Measure task success rate, interaction steps, joint utility, retrieval hit rate, marginal utility, retrieval precision and recall, routing accuracy, scope leakage, evidence sufficiency, duplicate rate, conflict precision/recall, stale retrieval, deprecated-record retrieval, privacy leakage, poisoning resistance, curator false admission, curator false rejection, producer attribution, latency, token usage, storage growth, review burden, cost, availability, and cache invalidation correctness.

Baselines

No retrieval.
Direct-write uncurated memory.
Single-scope memory.
Scoped but uncurated memory.
Proposal-only memory.
Deterministic curator, model-assisted curator, and hybrid curator.
Semantic retrieval only and reranked retrieval.

Methodology

Use train/test separation, no test-trajectory leakage, fixed seeds where relevant, ablations, adversarial producers, multiple projects, long-duration simulations, human-labeled gold routing, privacy probes, stale/deprecated data, conflict scenarios, and rollback tests.

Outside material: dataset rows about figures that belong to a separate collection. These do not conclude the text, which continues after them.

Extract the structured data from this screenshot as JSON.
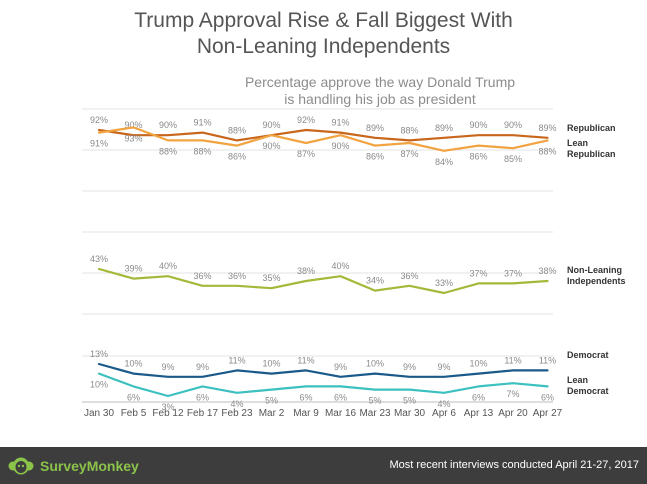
{
  "title_line1": "Trump Approval Rise & Fall Biggest With",
  "title_line2": "Non-Leaning Independents",
  "subtitle_line1": "Percentage approve the way Donald Trump",
  "subtitle_line2": "is handling his job as president",
  "footer": {
    "logo_text": "SurveyMonkey",
    "note": "Most recent interviews conducted April 21-27, 2017",
    "logo_color": "#8bc34a",
    "background": "#3d3d3d"
  },
  "chart_data": {
    "type": "line",
    "title": "Trump Approval Rise & Fall Biggest With Non-Leaning Independents",
    "subtitle": "Percentage approve the way Donald Trump is handling his job as president",
    "categories": [
      "Jan 30",
      "Feb 5",
      "Feb 12",
      "Feb 17",
      "Feb 23",
      "Mar 2",
      "Mar 9",
      "Mar 16",
      "Mar 23",
      "Mar 30",
      "Apr 6",
      "Apr 13",
      "Apr 20",
      "Apr 27"
    ],
    "ylim": [
      0,
      100
    ],
    "grid": true,
    "legend": "right",
    "series": [
      {
        "name": "Republican",
        "values": [
          92,
          90,
          90,
          91,
          88,
          90,
          92,
          91,
          89,
          88,
          89,
          90,
          90,
          89
        ],
        "color": "#c8661c",
        "label_pos": "above"
      },
      {
        "name": "Lean Republican",
        "values": [
          91,
          93,
          88,
          88,
          86,
          90,
          87,
          90,
          86,
          87,
          84,
          86,
          85,
          88
        ],
        "color": "#f0a340",
        "label_pos": "below"
      },
      {
        "name": "Non-Leaning Independents",
        "values": [
          43,
          39,
          40,
          36,
          36,
          35,
          38,
          40,
          34,
          36,
          33,
          37,
          37,
          38
        ],
        "color": "#a6b83a",
        "label_pos": "above"
      },
      {
        "name": "Democrat",
        "values": [
          13,
          10,
          9,
          9,
          11,
          10,
          11,
          9,
          10,
          9,
          9,
          10,
          11,
          11
        ],
        "color": "#1a5a8a",
        "label_pos": "above"
      },
      {
        "name": "Lean Democrat",
        "values": [
          10,
          6,
          3,
          6,
          4,
          5,
          6,
          6,
          5,
          5,
          4,
          6,
          7,
          6
        ],
        "color": "#3cc0c0",
        "label_pos": "below"
      }
    ]
  }
}
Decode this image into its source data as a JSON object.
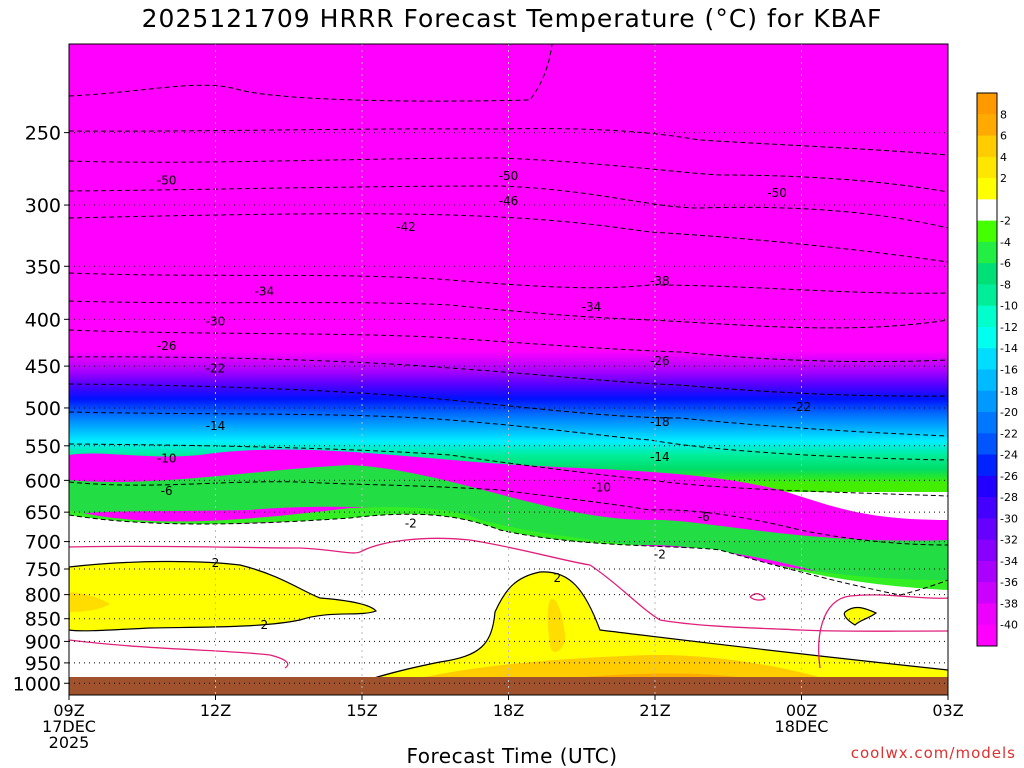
{
  "chart_data": {
    "type": "heatmap",
    "title": "2025121709 HRRR Forecast Temperature (°C) for KBAF",
    "xlabel": "Forecast Time (UTC)",
    "credit": "coolwx.com/models",
    "x_ticks": [
      {
        "hour": 0,
        "lines": [
          "09Z",
          "17DEC",
          "2025"
        ]
      },
      {
        "hour": 3,
        "lines": [
          "12Z"
        ]
      },
      {
        "hour": 6,
        "lines": [
          "15Z"
        ]
      },
      {
        "hour": 9,
        "lines": [
          "18Z"
        ]
      },
      {
        "hour": 12,
        "lines": [
          "21Z"
        ]
      },
      {
        "hour": 15,
        "lines": [
          "00Z",
          "18DEC"
        ]
      },
      {
        "hour": 18,
        "lines": [
          "03Z"
        ]
      }
    ],
    "xlim_hours": [
      0,
      18
    ],
    "y_ticks": [
      250,
      300,
      350,
      400,
      450,
      500,
      550,
      600,
      650,
      700,
      750,
      800,
      850,
      900,
      950,
      1000
    ],
    "y_scale": "log pressure (hPa), inverted",
    "ylim_hpa": [
      1030,
      200
    ],
    "grid": true,
    "colorbar": {
      "labels": [
        "8",
        "6",
        "4",
        "2",
        "-2",
        "-4",
        "-6",
        "-8",
        "-10",
        "-12",
        "-14",
        "-16",
        "-18",
        "-20",
        "-22",
        "-24",
        "-26",
        "-28",
        "-30",
        "-32",
        "-34",
        "-36",
        "-38",
        "-40"
      ],
      "colors": [
        "#ff9900",
        "#ffaa00",
        "#ffcc00",
        "#ffe600",
        "#ffff00",
        "#ffffff",
        "#44ff00",
        "#22ee44",
        "#00e077",
        "#00ee99",
        "#00ffcc",
        "#00ffee",
        "#00ddff",
        "#00bbff",
        "#0099ff",
        "#0077ff",
        "#0055ff",
        "#0022ff",
        "#2200ff",
        "#4400ff",
        "#6600ff",
        "#8800ff",
        "#aa00ff",
        "#cc00ff",
        "#ee00ff",
        "#ff00ff"
      ]
    },
    "contour_labels": [
      {
        "text": "-50",
        "hour": 2.0,
        "hpa": 282
      },
      {
        "text": "-50",
        "hour": 9.0,
        "hpa": 279
      },
      {
        "text": "-50",
        "hour": 14.5,
        "hpa": 291
      },
      {
        "text": "-46",
        "hour": 9.0,
        "hpa": 297
      },
      {
        "text": "-42",
        "hour": 6.9,
        "hpa": 317
      },
      {
        "text": "-38",
        "hour": 12.1,
        "hpa": 363
      },
      {
        "text": "-34",
        "hour": 4.0,
        "hpa": 373
      },
      {
        "text": "-34",
        "hour": 10.7,
        "hpa": 388
      },
      {
        "text": "-30",
        "hour": 3.0,
        "hpa": 402
      },
      {
        "text": "-26",
        "hour": 2.0,
        "hpa": 428
      },
      {
        "text": "-26",
        "hour": 12.1,
        "hpa": 444
      },
      {
        "text": "-22",
        "hour": 3.0,
        "hpa": 453
      },
      {
        "text": "-22",
        "hour": 15.0,
        "hpa": 499
      },
      {
        "text": "-18",
        "hour": 12.1,
        "hpa": 518
      },
      {
        "text": "-14",
        "hour": 3.0,
        "hpa": 523
      },
      {
        "text": "-14",
        "hour": 12.1,
        "hpa": 566
      },
      {
        "text": "-10",
        "hour": 2.0,
        "hpa": 568
      },
      {
        "text": "-10",
        "hour": 10.9,
        "hpa": 611
      },
      {
        "text": "-6",
        "hour": 2.0,
        "hpa": 616
      },
      {
        "text": "-6",
        "hour": 13.0,
        "hpa": 658
      },
      {
        "text": "-2",
        "hour": 7.0,
        "hpa": 669
      },
      {
        "text": "-2",
        "hour": 12.1,
        "hpa": 723
      },
      {
        "text": "2",
        "hour": 3.0,
        "hpa": 739
      },
      {
        "text": "2",
        "hour": 10.0,
        "hpa": 767
      },
      {
        "text": "2",
        "hour": 4.0,
        "hpa": 864
      }
    ]
  }
}
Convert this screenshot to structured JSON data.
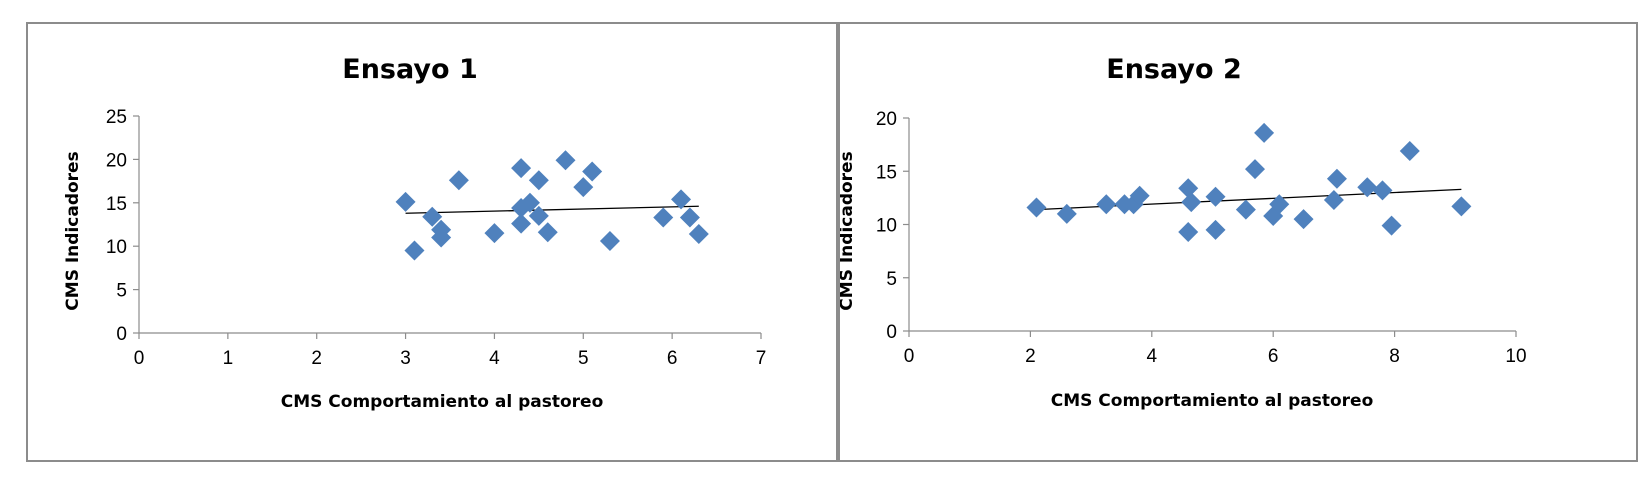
{
  "chart_data": [
    {
      "type": "scatter",
      "title": "Ensayo 1",
      "xlabel": "CMS Comportamiento al pastoreo",
      "ylabel": "CMS Indicadores",
      "xlim": [
        0,
        7
      ],
      "ylim": [
        0,
        25
      ],
      "xticks": [
        0,
        1,
        2,
        3,
        4,
        5,
        6,
        7
      ],
      "yticks": [
        0,
        5,
        10,
        15,
        20,
        25
      ],
      "marker_color": "#4f81bd",
      "grid": false,
      "legend": "none",
      "points": [
        {
          "x": 3.0,
          "y": 15.1
        },
        {
          "x": 3.1,
          "y": 9.5
        },
        {
          "x": 3.3,
          "y": 13.4
        },
        {
          "x": 3.4,
          "y": 11.9
        },
        {
          "x": 3.4,
          "y": 11.0
        },
        {
          "x": 3.6,
          "y": 17.6
        },
        {
          "x": 4.0,
          "y": 11.5
        },
        {
          "x": 4.3,
          "y": 19.0
        },
        {
          "x": 4.3,
          "y": 14.4
        },
        {
          "x": 4.3,
          "y": 12.6
        },
        {
          "x": 4.4,
          "y": 15.0
        },
        {
          "x": 4.5,
          "y": 17.6
        },
        {
          "x": 4.5,
          "y": 13.5
        },
        {
          "x": 4.6,
          "y": 11.6
        },
        {
          "x": 4.8,
          "y": 19.9
        },
        {
          "x": 5.0,
          "y": 16.8
        },
        {
          "x": 5.1,
          "y": 18.6
        },
        {
          "x": 5.3,
          "y": 10.6
        },
        {
          "x": 5.9,
          "y": 13.3
        },
        {
          "x": 6.1,
          "y": 15.4
        },
        {
          "x": 6.2,
          "y": 13.3
        },
        {
          "x": 6.3,
          "y": 11.4
        }
      ],
      "trendline": {
        "x": [
          3.0,
          6.3
        ],
        "y": [
          13.8,
          14.6
        ]
      }
    },
    {
      "type": "scatter",
      "title": "Ensayo 2",
      "xlabel": "CMS Comportamiento al pastoreo",
      "ylabel": "CMS Indicadores",
      "xlim": [
        0,
        10
      ],
      "ylim": [
        0,
        20
      ],
      "xticks": [
        0,
        2,
        4,
        6,
        8,
        10
      ],
      "yticks": [
        0,
        5,
        10,
        15,
        20
      ],
      "marker_color": "#4f81bd",
      "grid": false,
      "legend": "none",
      "points": [
        {
          "x": 2.1,
          "y": 11.6
        },
        {
          "x": 2.6,
          "y": 11.0
        },
        {
          "x": 3.25,
          "y": 11.9
        },
        {
          "x": 3.55,
          "y": 11.9
        },
        {
          "x": 3.7,
          "y": 11.9
        },
        {
          "x": 3.8,
          "y": 12.7
        },
        {
          "x": 4.6,
          "y": 13.4
        },
        {
          "x": 4.65,
          "y": 12.1
        },
        {
          "x": 4.6,
          "y": 9.3
        },
        {
          "x": 5.05,
          "y": 12.6
        },
        {
          "x": 5.05,
          "y": 9.5
        },
        {
          "x": 5.55,
          "y": 11.4
        },
        {
          "x": 5.7,
          "y": 15.2
        },
        {
          "x": 5.85,
          "y": 18.6
        },
        {
          "x": 6.0,
          "y": 10.8
        },
        {
          "x": 6.1,
          "y": 11.9
        },
        {
          "x": 6.5,
          "y": 10.5
        },
        {
          "x": 7.0,
          "y": 12.3
        },
        {
          "x": 7.05,
          "y": 14.3
        },
        {
          "x": 7.55,
          "y": 13.5
        },
        {
          "x": 7.8,
          "y": 13.2
        },
        {
          "x": 7.95,
          "y": 9.9
        },
        {
          "x": 8.25,
          "y": 16.9
        },
        {
          "x": 9.1,
          "y": 11.7
        }
      ],
      "trendline": {
        "x": [
          2.1,
          9.1
        ],
        "y": [
          11.4,
          13.3
        ]
      }
    }
  ]
}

Directly verify any benchmark values from the primary MATM paper or repository before publishing numbers.

Limitations to Keep Visible

The curator theorem and admission/filter regimes should be labeled as stylized model or simulation results when used. Explicit assumptions include independence, stationary error rates, simplified retrieval, simplified human review cost, and no field validation unless a deployment supplies its own evidence.